While it’s not much to look at, this is a fantastically warming, simple soup that makes for a great meal when you’re short on time or ingredients. Popular in the Castilla region of Spain, Sopa de Ajo literally means “garlic soup”. It’s made with lots of garlic, jamón serrano, smoked paprika, large pieces of stale crusty bread, and of course an egg (huevo).
Since I don’t have jamón serrano sitting around in my kitchen on a regular basis, I used some homemade chicken stock instead of water but it was no less satisfying. The soup has the deep smoky flavor of the caramelized garlic and smoked paprika (pimenton) while the crusty bread absorbs these flavors and crisps on the top. The yolk from the partially cooked egg gets broken into the soup which adds some creamy body and rounds the dish out.

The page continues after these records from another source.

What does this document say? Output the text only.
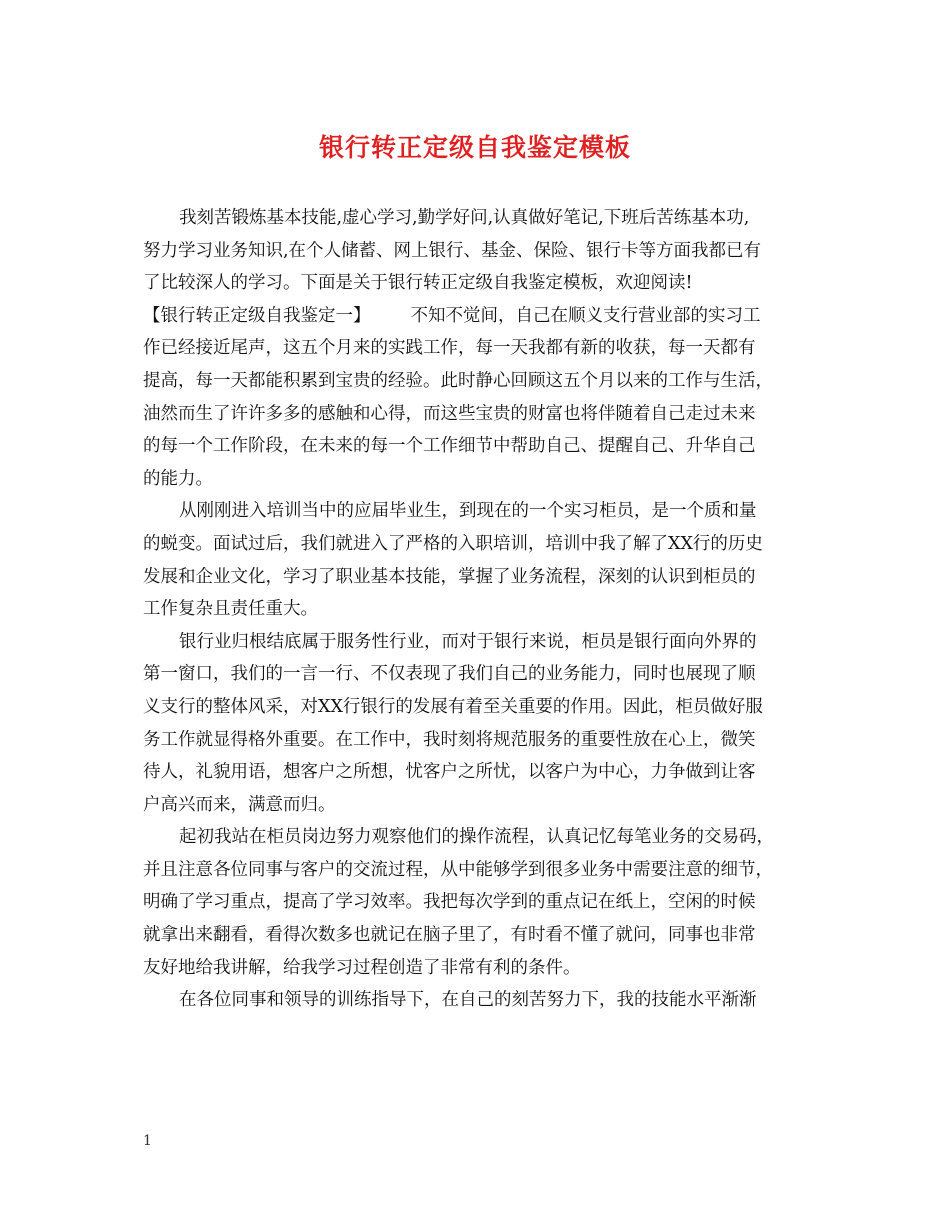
银行转正定级自我鉴定模板
我刻苦锻炼基本技能,虚心学习,勤学好问,认真做好笔记,下班后苦练基本功,
努力学习业务知识,在个人储蓄、网上银行、基金、保险、银行卡等方面我都已有
了比较深人的学习。下面是关于银行转正定级自我鉴定模板，欢迎阅读!
【银行转正定级自我鉴定一】 不知不觉间，自己在顺义支行营业部的实习工
作已经接近尾声，这五个月来的实践工作，每一天我都有新的收获，每一天都有
提高，每一天都能积累到宝贵的经验。此时静心回顾这五个月以来的工作与生活，
油然而生了许许多多的感触和心得，而这些宝贵的财富也将伴随着自己走过未来
的每一个工作阶段，在未来的每一个工作细节中帮助自己、提醒自己、升华自己
的能力。
从刚刚进入培训当中的应届毕业生，到现在的一个实习柜员，是一个质和量
的蜕变。面试过后，我们就进入了严格的入职培训，培训中我了解了XX行的历史
发展和企业文化，学习了职业基本技能，掌握了业务流程，深刻的认识到柜员的
工作复杂且责任重大。
银行业归根结底属于服务性行业，而对于银行来说，柜员是银行面向外界的
第一窗口，我们的一言一行、不仅表现了我们自己的业务能力，同时也展现了顺
义支行的整体风采，对XX行银行的发展有着至关重要的作用。因此，柜员做好服
务工作就显得格外重要。在工作中，我时刻将规范服务的重要性放在心上，微笑
待人，礼貌用语，想客户之所想，忧客户之所忧，以客户为中心，力争做到让客
户高兴而来，满意而归。
起初我站在柜员岗边努力观察他们的操作流程，认真记忆每笔业务的交易码，
并且注意各位同事与客户的交流过程，从中能够学到很多业务中需要注意的细节，
明确了学习重点，提高了学习效率。我把每次学到的重点记在纸上，空闲的时候
就拿出来翻看，看得次数多也就记在脑子里了，有时看不懂了就问，同事也非常
友好地给我讲解，给我学习过程创造了非常有利的条件。
在各位同事和领导的训练指导下，在自己的刻苦努力下，我的技能水平渐渐
1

12 medium sized crusty stale bread cubes
2 cloves garlic crushed
2 tbs olive oil
1 Tbs olive oil
5 cloves garlic thinly sliced
1/4 tsp cayenne (optional)
1 tsp smoked paprika
4 C chicken stock
Preheat the oven to 350 degrees.
Mix the olive oil, garlic and pepper in a bowl then toss the bread cubes in it. Lay them in a single layer on a baking sheet or piece of foil and bake until they’re nice and crisp.
In medium saucpan, add the oil and fry the garlic slices until they are a rich brown color (but not burnt). Add the cayenne pepper, smoked paprika, and the chicken stock then bring to a simmer. Taste for salt and add as necessary, but keep in mind this will reduce a bit in the oven, so you don’t want it to be too salty.
Get 2 oven safe bowls ready by adding 6 bread cubes to each one in a ring, leaving room in the center for the egg. Pour enough soup into each bowl to cover most of the bread, then gently break an egg into the center of each bowl. Pour a touch more soup ontop of each egg then put the bowls in the oven.
The soup is ready when the bread is crusty on top and the white part of the egg is set (but the yolk is still runny). Carefully remove from the oven, set the bowls on plates and serve.